So, Emperor Shah Jahan called up the other day

Illustration/Uday Mohite
So, Emperor Shah Jahan called up the other day. "Yo janaab, sup?" he announced "Hey Shah Jahan, kahan hai aap, it's been centuries since we last met," I quipped. But the fifth Mughal emperor was in no mood for humour. "Okay Shah Jahaan ko gussa kyon aata hai?" I enquired more respectfully. "Bro, I'm fully fed up. Just you try building a palace, that takes 20 years to construct, for a wife who has a view point on everything, where the walk-in closets should be, where the gym should be situated. We should have gone to Chor Bazaar for cheaper marble.

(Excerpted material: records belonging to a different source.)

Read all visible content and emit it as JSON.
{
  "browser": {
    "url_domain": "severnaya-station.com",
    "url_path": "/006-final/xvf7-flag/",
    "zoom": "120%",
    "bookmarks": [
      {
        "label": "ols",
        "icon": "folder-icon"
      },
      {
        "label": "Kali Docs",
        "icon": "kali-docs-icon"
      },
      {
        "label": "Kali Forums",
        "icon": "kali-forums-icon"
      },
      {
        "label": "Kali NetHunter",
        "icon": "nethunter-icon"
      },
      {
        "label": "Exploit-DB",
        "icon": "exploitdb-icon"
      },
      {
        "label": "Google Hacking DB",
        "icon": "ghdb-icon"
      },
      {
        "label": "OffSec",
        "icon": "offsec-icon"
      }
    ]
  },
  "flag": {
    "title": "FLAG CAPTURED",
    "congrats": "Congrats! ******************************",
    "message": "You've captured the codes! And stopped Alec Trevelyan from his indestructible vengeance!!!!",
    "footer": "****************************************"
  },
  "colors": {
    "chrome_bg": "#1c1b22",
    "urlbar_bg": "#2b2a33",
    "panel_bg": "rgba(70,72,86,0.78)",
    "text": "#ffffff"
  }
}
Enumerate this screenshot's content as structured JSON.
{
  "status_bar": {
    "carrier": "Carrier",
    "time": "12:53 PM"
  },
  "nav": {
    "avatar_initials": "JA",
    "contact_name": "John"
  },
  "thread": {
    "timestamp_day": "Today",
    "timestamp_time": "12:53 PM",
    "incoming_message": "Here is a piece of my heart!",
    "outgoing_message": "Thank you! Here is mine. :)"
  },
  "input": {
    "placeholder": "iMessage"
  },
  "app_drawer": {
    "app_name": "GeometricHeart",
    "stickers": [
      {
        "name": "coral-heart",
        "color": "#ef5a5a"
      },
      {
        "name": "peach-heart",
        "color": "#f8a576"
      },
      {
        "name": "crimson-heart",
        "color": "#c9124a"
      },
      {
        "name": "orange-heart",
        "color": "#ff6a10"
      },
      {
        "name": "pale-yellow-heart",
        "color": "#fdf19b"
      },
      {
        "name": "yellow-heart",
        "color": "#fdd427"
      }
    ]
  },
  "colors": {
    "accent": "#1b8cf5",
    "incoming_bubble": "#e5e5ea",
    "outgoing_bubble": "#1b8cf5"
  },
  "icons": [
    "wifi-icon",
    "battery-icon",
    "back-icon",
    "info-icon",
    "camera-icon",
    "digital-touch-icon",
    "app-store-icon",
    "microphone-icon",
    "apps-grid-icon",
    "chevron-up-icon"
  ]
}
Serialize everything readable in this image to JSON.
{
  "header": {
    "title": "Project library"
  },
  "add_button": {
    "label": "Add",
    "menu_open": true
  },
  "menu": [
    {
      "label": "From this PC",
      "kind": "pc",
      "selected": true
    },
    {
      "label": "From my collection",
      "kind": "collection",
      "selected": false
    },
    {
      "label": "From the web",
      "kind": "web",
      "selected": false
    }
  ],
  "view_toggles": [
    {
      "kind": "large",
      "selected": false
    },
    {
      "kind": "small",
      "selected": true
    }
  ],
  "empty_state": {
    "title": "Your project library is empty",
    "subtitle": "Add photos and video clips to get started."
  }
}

As you know, we have seven children, so each room has to be designed separately. Our third son is a Blade Runner freak, so his room should have a 2049 vibe; our daughter is a throwback to Miley Cyrus; my Begum met Preity Zinta at a kitty party, so she wants to start an IPL team called the Mumtaz Marauders. Then the AMC (Agra Municipal Commissioner) won't give me FSI so I cannot build another dome on the present dome. And, now all these centuries later, they're questioning if the Taj Mahal is part of our culture. More importantly, they are saying that the property is on stolen land — are they calling me a land grabber? Me, the finest Indian architects, after Charles Correa? Peeps are comparing me to Mumbai land sharks?"
"Sir, tension mat lo, Subramanian Swamy is merely saying that he has proof that you built on stolen land." "How does he know? Was he alive at that time? Arrey boss, the property was handed down from my dad, Jahangir to me, and I have the papers to prove it." "Mr J, they also want to remove the Taj Mahal from Uttar Pradesh tourism pamphlets." Shah Jahan laughed the laugh of a 70s Hindi movie villain. " Dude... you think that bothers me. If they had deleted my mausoleum from textbooks, that would have been depressing, but tourism booklets, mera baap ka kya jaata hai? Rahul, Taj Mahal is still one of the top tourist attractions on travel guide lists. And Discovery Channel is doing a 10-part web series on Netflix, called, 'Victoria, Abdul and the Gigantic Echo', in which Judi Dench and Ali Fazal go on a tour of my creation."
"So, then you're happy, Mr Jahan?" "No, no. Aurangzeb, my fifth son, is pi***d off. He demands to know why they're renaming his road Dr APJ Abdul Kalaam Road? I mean, it's not like the road was originally named after some British dude and it's now been named after some obscure South Indian freedom fighter!" Just then my other phone rang. It was Gabbar Singh. "Arrey o da Cunha, apparently your namesake has dubbed GST as Gabbar Singh Tax?" "This is correct, sarkar," I whimpered. "You call Arun Jaitley right now and ask him to rename GST as TST, after India's second biggest villain." "TST?" I enquired 'Tipu Sultan Tax."